Y continué preguntándome cuál podía ser ese estado desconocido, que no traía consigo ninguna prueba lógica, sino la evidencia de su felicidad, de su realidad, frente a la cual se desvanecen las otras realidades. Intenté hacerlo reaparecer. Retrocedí con el pensamiento hasta el momento en que había tomado la primera cucharada de té. Encontré el mismo estado, sin ninguna claridad nueva. Exigí a mi espíritu un esfuerzo más, para recobrar otra vez la sensación que huía. Y para que nada quebrara el impulso que intentaba captarla, hice a un lado todo obstáculo, toda idea extraña, protegí los oídos y la atención contra los ruidos del cuarto contiguo. Pero, al sentir que mi espíritu se fatigaba sin triunfar, lo forcé por el contrario a asir esa distracción que yo le rehusaba, a pensar en otra cosa, a rehacerse antes de la tentativa suprema. Luego, por segunda vez, hice el vacío a su alrededor, puse ante él el sabor aún reciente de aquel primer sorbo, y sentí estremecerse algo en mí, algo que se desplazaba, quería elevarse, algo que había perdido ancla a gran profundidad; no sabía qué era, pero la cosa subía lentamente; experimenté la resistencia y oí el rumor de las distancias atravesadas.
Seguro, lo que así palpitaba en el fondo de mí debía ser la imagen, el recuerdo visual que, ligado a aquel sabor, intentaba seguirlo hasta llegar a mí. Pero se debatía muy lejos, demasiado confusamente; apenas percibía yo el reflejo neutro en que se confundía el inasible torbellino de colores que se agitaban; pero no podía distinguir la forma y demandarle, como al único intérprete posible, que tradujera el testimonio de su contemporáneo, de su inseparable compañero, el sabor, pedirle que me dijera de qué circunstancia particular, de qué época del pasado se trataba.
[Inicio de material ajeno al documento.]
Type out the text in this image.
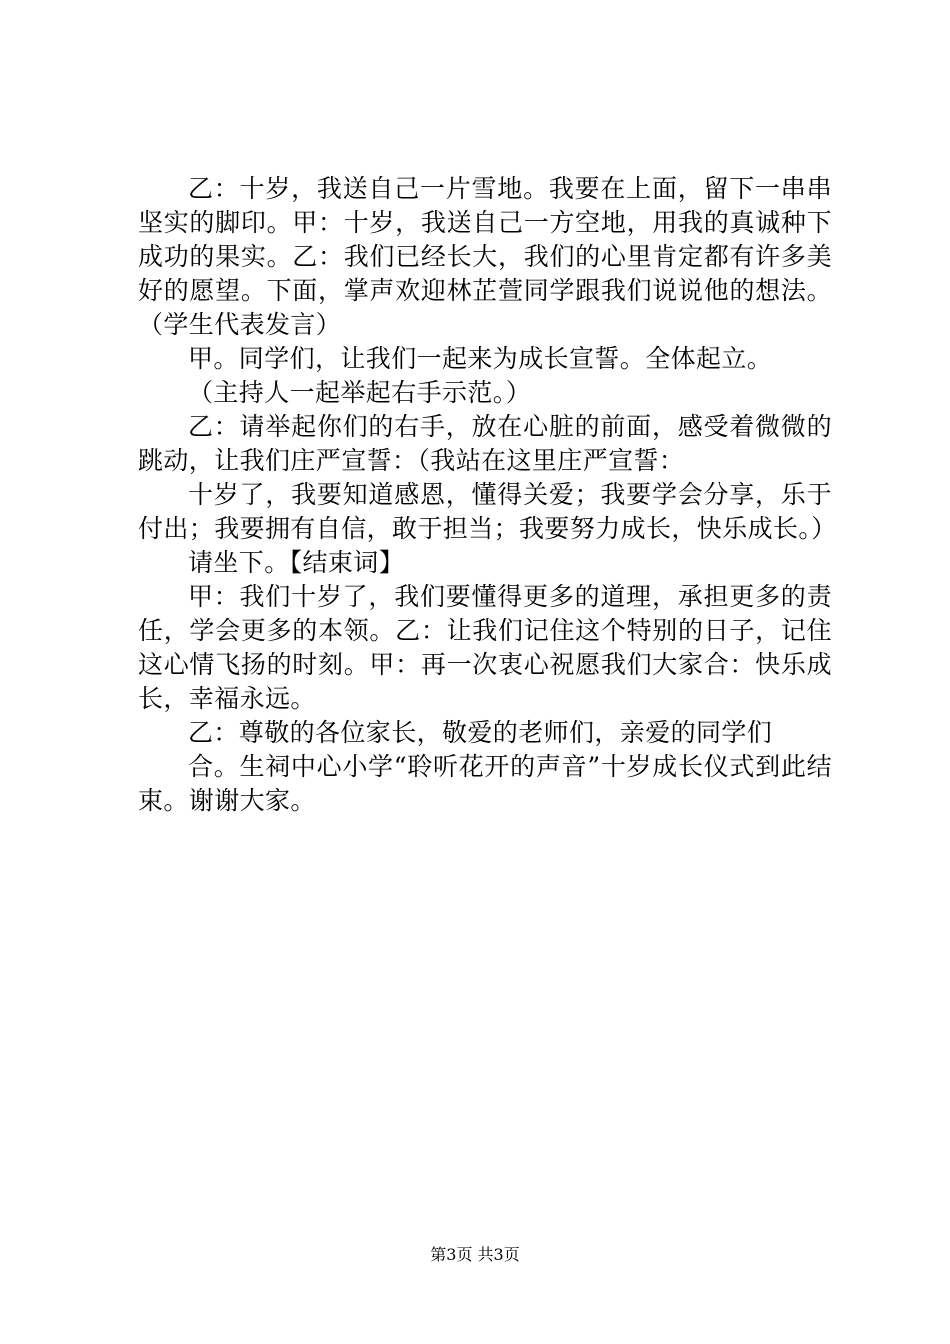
乙：十岁，我送自己一片雪地。我要在上面，留下一串串坚实的脚印。甲：十岁，我送自己一方空地，用我的真诚种下成功的果实。乙：我们已经长大，我们的心里肯定都有许多美好的愿望。下面，掌声欢迎林芷萱同学跟我们说说他的想法。（学生代表发言）

甲。同学们，让我们一起来为成长宣誓。全体起立。

（主持人一起举起右手示范。）

乙：请举起你们的右手，放在心脏的前面，感受着微微的跳动，让我们庄严宣誓：（我站在这里庄严宣誓：

十岁了，我要知道感恩，懂得关爱；我要学会分享，乐于付出；我要拥有自信，敢于担当；我要努力成长，快乐成长。）

请坐下。【结束词】

甲：我们十岁了，我们要懂得更多的道理，承担更多的责任，学会更多的本领。乙：让我们记住这个特别的日子，记住这心情飞扬的时刻。甲：再一次衷心祝愿我们大家合：快乐成长，幸福永远。

乙：尊敬的各位家长，敬爱的老师们，亲爱的同学们

合。生祠中心小学“聆听花开的声音”十岁成长仪式到此结束。谢谢大家。

第3页 共3页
¿Llegaría a la superficie de mi conciencia clara ese recuerdo, el instante antiguo que la atracción de un instante idéntico había venido de tan lejos a solicitar, a conmover, a levantar en el fondo de mí? No lo sabía. Ahora no sentía nada, estaba detenido, tal vez había vuelto a descender; ¡quién sabe si alguna vez volvería a  remontarse desde su noche! Diez veces debí recomenzar, inclinarme hacia él. Y cada vez la pereza que nos aleja de cada tarea difícil, de toda obra importante, me aconsejaba abandonar, tomar mi té pensando simplemente en mis preocupaciones de hoy, en mis deseos de mañana, que se dejaban rumiar sin esfuerzo.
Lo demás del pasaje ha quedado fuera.